In most cases, the remedy for breach of contract is monetary damages, usually in the form of “consequential” damages. Consequential damages are those that arise naturally from a party’s breach of a contract and may include the cost of replacing a product that was never delivered, the cost of repairing a defective product, and the resulting loss of profit. However, consequential damages must be “reasonably foreseeable” at the time the contract was created to be recoverable.
With certain exceptions, verbal contracts can be as valid and legally binding as a written contract. As a lawyer, I recommend that, whenever possible, contractual obligations are set out in a written document signed by both parties. As a general rule, the courts are obliged to consider only the written contract itself to interpret the obligations of the parties, unless there is some ambiguity in the contract.
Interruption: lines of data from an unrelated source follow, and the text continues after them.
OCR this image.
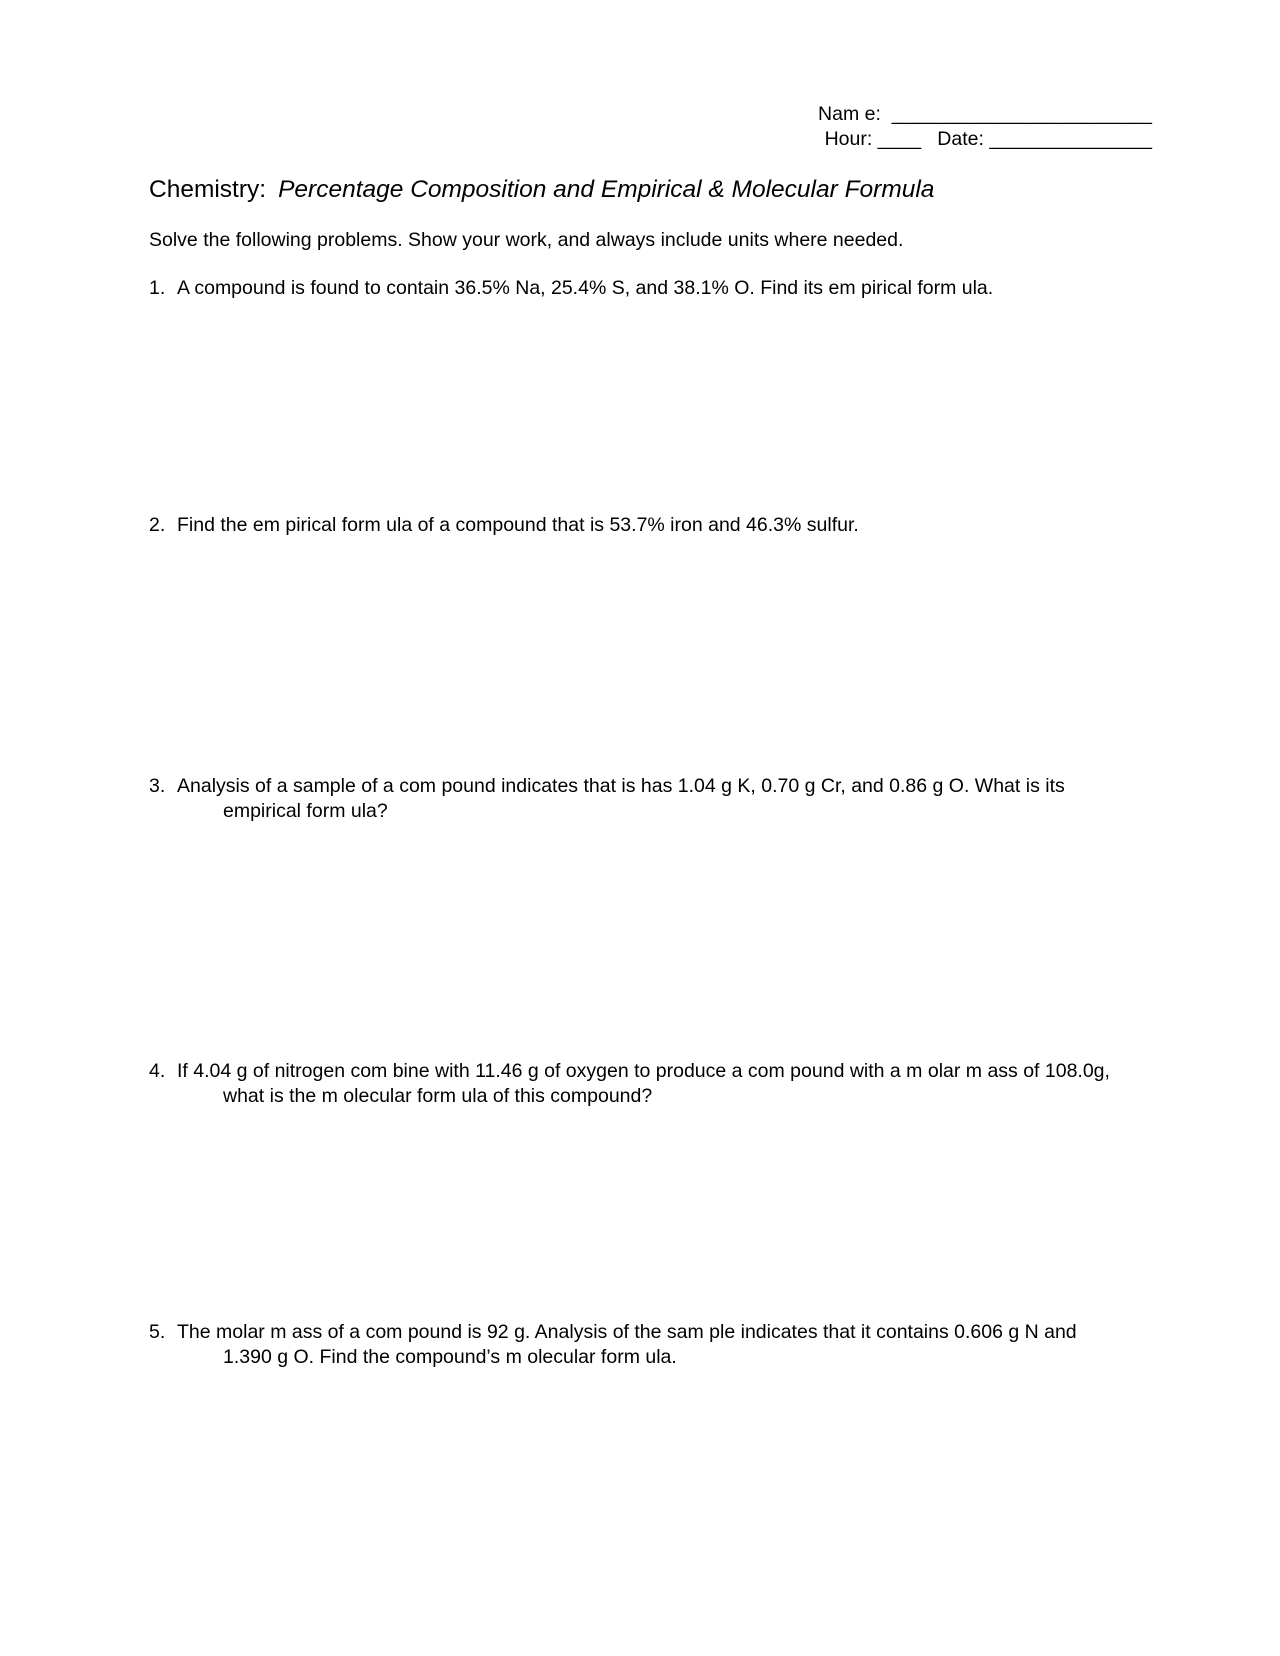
Nam e:  ________________________
Hour: ____   Date: _______________
Chemistry: Percentage Composition and Empirical & Molecular Formula
Solve the following problems. Show your work, and always include units where needed.
1. A compound is found to contain 36.5% Na, 25.4% S, and 38.1% O. Find its em pirical form ula.
2. Find the em pirical form ula of a compound that is 53.7% iron and 46.3% sulfur.
3. Analysis of a sample of a com pound indicates that is has 1.04 g K, 0.70 g Cr, and 0.86 g O. What is its
empirical form ula?
4. If 4.04 g of nitrogen com bine with 11.46 g of oxygen to produce a com pound with a m olar m ass of 108.0g,
what is the m olecular form ula of this compound?
5. The molar m ass of a com pound is 92 g. Analysis of the sam ple indicates that it contains 0.606 g N and
1.390 g O. Find the compound’s m olecular form ula.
In the absence of a written agreement, or when there is ambiguity in a written contract, the court may look to extrinsic evidence, including testimony from the parties, to determine its intent. In other words, the judge or jury will determine the fate of the parties, as opposed to the parties themselves. Therefore, written contracts that clearly define the obligations of the parties are almost always preferable to verbal contracts.
I will close with a suggestion. Never ignore the “boilerplate” language often found at the end of contracts. While these provisions may seem like an afterthought added by attorneys to extend the contract, they are often vitally important, as they specify, among other things, where written notices should be sent (for example, contract termination) in under the contract, where a lawsuit should be filed and the laws of the jurisdiction that will govern the contract. While it is important to review the detailed provisions of the contract, it may be just as important to understand the “standard” provisions at the end of the contract.